Amy Dickinson in Time gave a favorable review to Dr. Laura Schlessinger’s new book but Dr. Laura took it on the chin in the rest of the issue. Dickinson opened: "You have to hand it to Dr. Laura Schlessinger, who has built an impressive career as the hectoring moral lightning rod of American family life, telling people what they don’t want to hear about how they conduct themselves and especially how they raise their kids. Through her books and syndicated radio show (soon to be a TV show), Dr. Laura preaches a reactionary gospel, begging for a return to 1950s family values and dissing the choices of an entire generation-my generation-that wants to ‘have it all’: fabulous careers, love lives and families. Dr. Laura is so ripe for parody that at least two characters on prime-time TV are clearly based on her. It would be easy to dismiss her except for this: she does score some direct hits, and let me tell you-the truth hurts."
The rest of the review is so favorable that it appeared Time felt the need to balance it, by calling Dr.
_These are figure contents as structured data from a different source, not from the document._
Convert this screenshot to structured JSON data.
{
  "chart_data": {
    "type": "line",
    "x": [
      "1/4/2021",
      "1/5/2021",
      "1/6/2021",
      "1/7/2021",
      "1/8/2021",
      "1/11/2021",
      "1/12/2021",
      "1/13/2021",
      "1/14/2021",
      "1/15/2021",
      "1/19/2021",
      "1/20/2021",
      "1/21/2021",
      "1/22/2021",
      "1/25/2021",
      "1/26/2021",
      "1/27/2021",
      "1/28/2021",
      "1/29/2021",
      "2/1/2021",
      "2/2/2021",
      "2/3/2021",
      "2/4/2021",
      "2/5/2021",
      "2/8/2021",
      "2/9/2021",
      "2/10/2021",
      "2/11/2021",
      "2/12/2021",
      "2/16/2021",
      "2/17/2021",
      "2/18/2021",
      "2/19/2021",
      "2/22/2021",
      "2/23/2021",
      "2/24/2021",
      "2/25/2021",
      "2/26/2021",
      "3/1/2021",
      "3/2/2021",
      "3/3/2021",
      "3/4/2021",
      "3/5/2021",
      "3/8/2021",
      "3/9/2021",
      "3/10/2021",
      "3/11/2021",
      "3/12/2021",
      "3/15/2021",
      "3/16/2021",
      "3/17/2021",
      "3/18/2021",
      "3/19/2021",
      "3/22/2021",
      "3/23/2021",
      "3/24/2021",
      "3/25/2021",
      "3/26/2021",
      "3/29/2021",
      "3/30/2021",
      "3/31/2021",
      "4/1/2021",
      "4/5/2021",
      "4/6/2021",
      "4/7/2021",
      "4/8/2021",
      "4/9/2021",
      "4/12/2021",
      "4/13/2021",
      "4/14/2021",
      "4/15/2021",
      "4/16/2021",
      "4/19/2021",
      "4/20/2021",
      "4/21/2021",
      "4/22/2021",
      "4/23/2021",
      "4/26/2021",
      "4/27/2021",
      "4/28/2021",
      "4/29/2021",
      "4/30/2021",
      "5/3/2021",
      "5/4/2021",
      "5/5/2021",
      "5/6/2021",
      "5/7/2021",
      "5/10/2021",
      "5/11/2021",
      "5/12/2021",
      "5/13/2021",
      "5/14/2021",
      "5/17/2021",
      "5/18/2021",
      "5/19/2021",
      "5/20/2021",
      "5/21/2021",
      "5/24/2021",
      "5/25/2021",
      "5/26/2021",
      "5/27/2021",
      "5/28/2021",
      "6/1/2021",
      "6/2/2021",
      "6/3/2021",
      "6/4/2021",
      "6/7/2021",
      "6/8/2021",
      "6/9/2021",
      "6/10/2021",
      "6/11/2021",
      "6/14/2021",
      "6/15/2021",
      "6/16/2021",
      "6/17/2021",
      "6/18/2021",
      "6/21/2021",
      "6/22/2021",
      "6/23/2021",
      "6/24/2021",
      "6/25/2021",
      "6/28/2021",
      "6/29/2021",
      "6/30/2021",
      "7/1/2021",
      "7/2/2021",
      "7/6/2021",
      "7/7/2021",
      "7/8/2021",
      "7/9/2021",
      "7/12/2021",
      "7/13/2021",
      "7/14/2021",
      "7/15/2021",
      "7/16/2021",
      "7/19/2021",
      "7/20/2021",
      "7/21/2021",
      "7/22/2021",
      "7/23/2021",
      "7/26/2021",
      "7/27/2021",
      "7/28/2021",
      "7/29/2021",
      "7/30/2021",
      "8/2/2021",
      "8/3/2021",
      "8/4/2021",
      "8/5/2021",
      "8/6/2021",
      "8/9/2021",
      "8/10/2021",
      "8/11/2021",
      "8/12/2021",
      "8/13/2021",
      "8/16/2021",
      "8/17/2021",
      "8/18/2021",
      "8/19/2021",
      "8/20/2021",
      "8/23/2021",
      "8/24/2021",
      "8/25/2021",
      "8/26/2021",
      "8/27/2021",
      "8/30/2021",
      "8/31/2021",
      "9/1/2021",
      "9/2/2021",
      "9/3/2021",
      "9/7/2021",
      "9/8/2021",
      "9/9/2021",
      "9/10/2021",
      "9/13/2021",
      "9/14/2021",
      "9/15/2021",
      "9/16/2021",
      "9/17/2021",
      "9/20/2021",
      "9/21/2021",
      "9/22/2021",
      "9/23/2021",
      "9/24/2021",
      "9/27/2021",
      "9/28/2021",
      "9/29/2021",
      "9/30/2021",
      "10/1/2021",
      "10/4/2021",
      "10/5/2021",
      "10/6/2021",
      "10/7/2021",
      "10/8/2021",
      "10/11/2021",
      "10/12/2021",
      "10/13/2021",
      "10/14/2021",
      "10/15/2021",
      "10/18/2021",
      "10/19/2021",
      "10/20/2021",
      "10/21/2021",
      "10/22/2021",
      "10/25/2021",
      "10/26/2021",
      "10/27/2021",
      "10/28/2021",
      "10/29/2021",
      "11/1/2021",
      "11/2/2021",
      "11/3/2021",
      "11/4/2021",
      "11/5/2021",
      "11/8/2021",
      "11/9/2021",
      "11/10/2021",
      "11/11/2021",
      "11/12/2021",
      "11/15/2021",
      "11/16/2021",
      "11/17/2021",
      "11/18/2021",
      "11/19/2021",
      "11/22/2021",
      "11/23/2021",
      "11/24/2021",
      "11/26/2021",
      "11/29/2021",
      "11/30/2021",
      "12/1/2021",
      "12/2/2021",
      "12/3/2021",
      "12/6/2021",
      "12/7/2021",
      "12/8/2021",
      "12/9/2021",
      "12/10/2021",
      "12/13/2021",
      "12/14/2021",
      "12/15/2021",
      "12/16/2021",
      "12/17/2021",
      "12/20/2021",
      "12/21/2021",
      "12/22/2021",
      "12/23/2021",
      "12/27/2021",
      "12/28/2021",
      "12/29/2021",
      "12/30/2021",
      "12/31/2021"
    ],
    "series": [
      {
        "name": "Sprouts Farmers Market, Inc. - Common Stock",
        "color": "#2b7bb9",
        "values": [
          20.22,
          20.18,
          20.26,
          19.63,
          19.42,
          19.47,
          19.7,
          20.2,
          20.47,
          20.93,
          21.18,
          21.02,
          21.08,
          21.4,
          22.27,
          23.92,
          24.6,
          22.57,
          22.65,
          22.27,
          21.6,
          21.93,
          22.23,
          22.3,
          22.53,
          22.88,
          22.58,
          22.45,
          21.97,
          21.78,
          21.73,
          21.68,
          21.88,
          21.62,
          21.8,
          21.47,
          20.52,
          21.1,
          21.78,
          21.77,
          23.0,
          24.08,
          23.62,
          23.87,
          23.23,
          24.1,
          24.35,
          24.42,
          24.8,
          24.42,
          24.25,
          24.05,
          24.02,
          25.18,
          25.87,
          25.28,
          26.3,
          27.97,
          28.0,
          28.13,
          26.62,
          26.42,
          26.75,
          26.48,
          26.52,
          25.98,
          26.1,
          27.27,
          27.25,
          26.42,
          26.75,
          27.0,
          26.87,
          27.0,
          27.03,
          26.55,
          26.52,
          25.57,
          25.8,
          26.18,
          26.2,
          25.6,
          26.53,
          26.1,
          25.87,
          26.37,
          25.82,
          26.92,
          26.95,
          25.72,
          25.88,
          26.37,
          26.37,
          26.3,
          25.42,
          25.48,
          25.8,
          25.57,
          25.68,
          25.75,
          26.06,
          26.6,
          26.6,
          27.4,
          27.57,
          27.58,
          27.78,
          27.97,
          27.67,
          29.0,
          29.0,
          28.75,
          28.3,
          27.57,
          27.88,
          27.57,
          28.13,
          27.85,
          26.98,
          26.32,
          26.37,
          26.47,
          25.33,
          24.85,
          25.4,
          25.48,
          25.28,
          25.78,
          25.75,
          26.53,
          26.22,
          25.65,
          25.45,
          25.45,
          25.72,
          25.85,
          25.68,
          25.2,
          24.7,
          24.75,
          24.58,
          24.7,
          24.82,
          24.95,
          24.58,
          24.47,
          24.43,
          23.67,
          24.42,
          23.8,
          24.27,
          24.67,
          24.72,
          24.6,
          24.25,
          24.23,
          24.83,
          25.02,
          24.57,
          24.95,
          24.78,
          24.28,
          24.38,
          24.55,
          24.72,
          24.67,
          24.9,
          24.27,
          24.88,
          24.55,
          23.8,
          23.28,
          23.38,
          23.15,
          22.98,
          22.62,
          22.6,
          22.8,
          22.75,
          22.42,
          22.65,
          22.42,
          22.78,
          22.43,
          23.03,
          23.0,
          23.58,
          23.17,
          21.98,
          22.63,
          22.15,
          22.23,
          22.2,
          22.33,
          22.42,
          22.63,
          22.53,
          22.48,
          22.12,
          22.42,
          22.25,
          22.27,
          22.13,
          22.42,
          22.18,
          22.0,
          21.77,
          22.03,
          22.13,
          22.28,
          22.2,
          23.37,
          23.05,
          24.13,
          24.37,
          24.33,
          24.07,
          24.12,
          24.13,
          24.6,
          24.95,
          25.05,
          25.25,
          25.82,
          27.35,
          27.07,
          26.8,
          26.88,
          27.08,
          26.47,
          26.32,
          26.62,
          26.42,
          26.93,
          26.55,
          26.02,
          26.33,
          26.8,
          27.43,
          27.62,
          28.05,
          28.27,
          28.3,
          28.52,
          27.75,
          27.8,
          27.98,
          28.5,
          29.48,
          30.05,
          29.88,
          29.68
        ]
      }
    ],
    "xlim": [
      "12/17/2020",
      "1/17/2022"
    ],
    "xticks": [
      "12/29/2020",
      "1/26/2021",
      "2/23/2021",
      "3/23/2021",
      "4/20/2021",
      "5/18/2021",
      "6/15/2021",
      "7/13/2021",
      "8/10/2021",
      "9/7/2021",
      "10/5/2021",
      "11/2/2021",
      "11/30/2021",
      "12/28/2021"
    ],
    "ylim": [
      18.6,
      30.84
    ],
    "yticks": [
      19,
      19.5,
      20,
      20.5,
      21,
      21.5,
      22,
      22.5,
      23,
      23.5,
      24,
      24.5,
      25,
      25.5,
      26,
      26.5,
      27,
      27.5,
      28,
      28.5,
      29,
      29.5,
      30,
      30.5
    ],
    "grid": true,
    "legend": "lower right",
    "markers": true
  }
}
Laura a loser in its Winners and Losers column: "United Airlines mag rejects your ads: advertisers drop. Must be a liberal conspiracy."
And if that weren’t enough, pop music writer Christopher John Farley took a dig at Dr. Laura in his review of Eminem’s latest CD. "On other tracks, Eminem goes after gays with a fervor that would shame Dr. Laura." Farley then went on to quote some of Eminem’s more violent lyrics against homosexuals, including making fun of the killing of designer Gianni
Versace.
Despite Farley’s comparisons I don’t think we’ll be seeing Dr. Laura and Eminem hanging out at the next Source Awards.